By Bruno Maçães    Source: China Daily    Published: 2018-6-8

The 18th Summit of the Shanghai Cooperation Organization (SCO) is scheduled for June 9 and 10 in the seaside city of Qingdao in China. This summit will be the first one after its decision to include India and Pakistan. It is the fourth time the annual summit will be held in China and the first outside of Shanghai and Beijing. We know from past meetings that every return to China sets a new tone for the organization and opens new paths. So what will happen this time and does the SCO plan to change in order to address growing global challenges?

The key word for the next five years is Eurasia. First, by enlarging its membership to India and Pakistan the SCO acquired a much-needed southern dimension and now extends far and wide over the supercontinent of Eurasia. If we think that Eurasia has four main economic and political players, then the SCO can now boast of including three of them and thus a majority: China, Russia and India. Only the European Union is left out.

Second, this is the moment to articulate the SCO and the Belt and Road Initiative and make sure they can be mutually reinforcing. One way to do it is through the concept of multistakeholderism recently defended by Ram Madhav, the national general secretary of the ruling BJP in India. As a political concept it is richer than that of multipolarity. It is not enough - it is not even stable - to have different centers of gravity in world politics, each pushing its own ideas and projects. These projects need to be opened to the contribution of others in genuine dialogue. In this context, the ongoing discussion on whether India will give its support to the Belt and Road Initiative will be one of the most important on the agenda in Qingdao. Recently India has been striking a more positive note on the initiative. Every line by Indian Prime Minister Narendra Modi on infrastructure and economic integration will be carefully scrutinized. Modi and Chinese President Xi Jinping will meet on June 9 on the sidelines of the SCO summit, their first meeting after the Wuhan summit.
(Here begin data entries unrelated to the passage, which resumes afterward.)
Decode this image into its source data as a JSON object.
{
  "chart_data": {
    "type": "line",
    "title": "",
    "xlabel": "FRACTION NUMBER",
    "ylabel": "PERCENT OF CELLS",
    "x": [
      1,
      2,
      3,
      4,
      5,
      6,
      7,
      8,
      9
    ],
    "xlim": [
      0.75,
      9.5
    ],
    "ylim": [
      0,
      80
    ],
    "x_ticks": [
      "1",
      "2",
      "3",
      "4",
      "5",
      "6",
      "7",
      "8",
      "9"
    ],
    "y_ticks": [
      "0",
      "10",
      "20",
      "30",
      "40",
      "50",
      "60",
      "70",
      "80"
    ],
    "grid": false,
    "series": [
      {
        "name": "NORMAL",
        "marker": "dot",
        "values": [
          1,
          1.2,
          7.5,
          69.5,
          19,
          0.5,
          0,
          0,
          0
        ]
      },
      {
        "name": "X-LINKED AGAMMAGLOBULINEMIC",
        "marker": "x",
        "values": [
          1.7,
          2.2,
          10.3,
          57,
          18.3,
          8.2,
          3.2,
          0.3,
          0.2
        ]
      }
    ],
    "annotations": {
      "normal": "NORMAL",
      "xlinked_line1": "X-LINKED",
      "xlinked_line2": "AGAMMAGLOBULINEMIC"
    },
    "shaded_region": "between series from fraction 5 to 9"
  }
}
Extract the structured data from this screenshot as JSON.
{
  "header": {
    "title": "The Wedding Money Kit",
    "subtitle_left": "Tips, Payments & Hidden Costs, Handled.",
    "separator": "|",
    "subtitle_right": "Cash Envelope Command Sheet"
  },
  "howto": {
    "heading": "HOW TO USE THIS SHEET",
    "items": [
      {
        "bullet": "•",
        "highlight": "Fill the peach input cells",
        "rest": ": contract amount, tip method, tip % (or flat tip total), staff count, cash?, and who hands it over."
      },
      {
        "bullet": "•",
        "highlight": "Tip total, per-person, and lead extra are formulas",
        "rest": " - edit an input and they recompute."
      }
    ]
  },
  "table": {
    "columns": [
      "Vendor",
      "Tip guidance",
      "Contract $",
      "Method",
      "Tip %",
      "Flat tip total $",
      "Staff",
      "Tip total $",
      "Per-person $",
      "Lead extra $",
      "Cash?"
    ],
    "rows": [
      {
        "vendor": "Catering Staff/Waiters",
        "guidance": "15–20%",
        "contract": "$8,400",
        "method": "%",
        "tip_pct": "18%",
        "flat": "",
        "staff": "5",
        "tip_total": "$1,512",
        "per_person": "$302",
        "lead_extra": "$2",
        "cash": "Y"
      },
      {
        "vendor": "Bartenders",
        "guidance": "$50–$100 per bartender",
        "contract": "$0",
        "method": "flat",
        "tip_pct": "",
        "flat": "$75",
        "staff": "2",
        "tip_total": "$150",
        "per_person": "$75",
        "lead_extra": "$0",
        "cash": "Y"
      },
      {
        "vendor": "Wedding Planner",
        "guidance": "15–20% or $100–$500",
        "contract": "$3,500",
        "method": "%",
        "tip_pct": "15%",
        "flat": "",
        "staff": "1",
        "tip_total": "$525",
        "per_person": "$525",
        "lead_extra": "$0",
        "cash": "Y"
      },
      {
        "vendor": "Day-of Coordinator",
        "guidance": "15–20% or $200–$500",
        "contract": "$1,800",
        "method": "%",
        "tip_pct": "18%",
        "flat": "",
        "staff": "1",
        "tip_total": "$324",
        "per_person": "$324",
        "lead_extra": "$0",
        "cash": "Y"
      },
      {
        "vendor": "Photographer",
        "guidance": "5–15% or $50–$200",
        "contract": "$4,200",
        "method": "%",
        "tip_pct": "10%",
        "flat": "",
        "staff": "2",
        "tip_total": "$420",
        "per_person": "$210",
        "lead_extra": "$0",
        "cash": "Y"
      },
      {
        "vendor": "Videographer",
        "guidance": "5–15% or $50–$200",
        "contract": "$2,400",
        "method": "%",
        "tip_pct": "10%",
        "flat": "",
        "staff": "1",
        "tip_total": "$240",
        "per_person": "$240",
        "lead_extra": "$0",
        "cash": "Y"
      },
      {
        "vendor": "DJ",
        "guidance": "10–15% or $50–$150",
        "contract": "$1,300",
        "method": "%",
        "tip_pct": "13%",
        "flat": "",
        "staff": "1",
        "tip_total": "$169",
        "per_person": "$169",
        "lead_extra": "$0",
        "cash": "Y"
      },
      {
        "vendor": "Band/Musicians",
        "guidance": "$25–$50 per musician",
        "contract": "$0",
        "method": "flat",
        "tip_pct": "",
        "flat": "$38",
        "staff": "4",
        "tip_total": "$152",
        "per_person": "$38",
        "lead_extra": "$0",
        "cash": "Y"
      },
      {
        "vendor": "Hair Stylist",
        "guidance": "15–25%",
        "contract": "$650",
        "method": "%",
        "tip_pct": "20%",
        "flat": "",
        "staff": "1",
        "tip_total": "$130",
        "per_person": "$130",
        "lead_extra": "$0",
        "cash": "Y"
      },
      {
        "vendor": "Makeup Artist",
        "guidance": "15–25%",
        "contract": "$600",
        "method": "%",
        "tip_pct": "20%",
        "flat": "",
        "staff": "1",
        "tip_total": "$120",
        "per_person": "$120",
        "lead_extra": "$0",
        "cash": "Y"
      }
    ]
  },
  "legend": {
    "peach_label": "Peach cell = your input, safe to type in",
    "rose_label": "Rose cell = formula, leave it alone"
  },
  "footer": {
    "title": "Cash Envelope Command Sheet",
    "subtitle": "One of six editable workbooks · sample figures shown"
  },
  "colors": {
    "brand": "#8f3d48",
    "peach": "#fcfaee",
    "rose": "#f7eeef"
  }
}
There is a third reason why the meeting in Qingdao will have a Eurasia focus. Whatever the reasons for limiting the economic dimension of the SCO in the past, the time to embrace it has arrived. One of the great questions facing humanity today is the discovery of new paths to modernization, different from the Western path. China is offering a certain vision. India is just starting on that path as well. But these different alternatives need to be consolidated and they need to create the tools to learn from each other.

One of the reasons why China now emphasizes the “great revival of the Chinese nation” and the historical importance of this revival is that it hopes to integrate the various accomplishments of Western civilization with the Chinese tradition, and create a new path to modernization. We no longer talk of European or Asian models, but of Eurasian models existing at the same level of development, different paths for the civilization of mankind as it moves from tradition to modernity. While many scholars propose the “Chinese model” as being distinct from the “Western model,” Xi Jinping prefers to speak of “Chinese wisdom” and the “Chinese solution.”

The SCO summit in Qingdao will happen at a time when most multilateral fora are experiencing deep crises putting in question their very ability to continue providing for essential global governance. The SCO has an opportunity to fill the void, also because it knew how to prepare for the deep changes now taking over the world system. From multilateralism to the central place of development, from the diversity of economic models and the provision of global public goods, the SCO has helped shape the global debate with new concepts and paradigms for international relations. The next buzzword is Eurasia and here too the SCO is expected to lead.

The author is the former Europe minister in Portugal and senior fellow of Chongyang Institute for Financial Studies, Renmin University of China.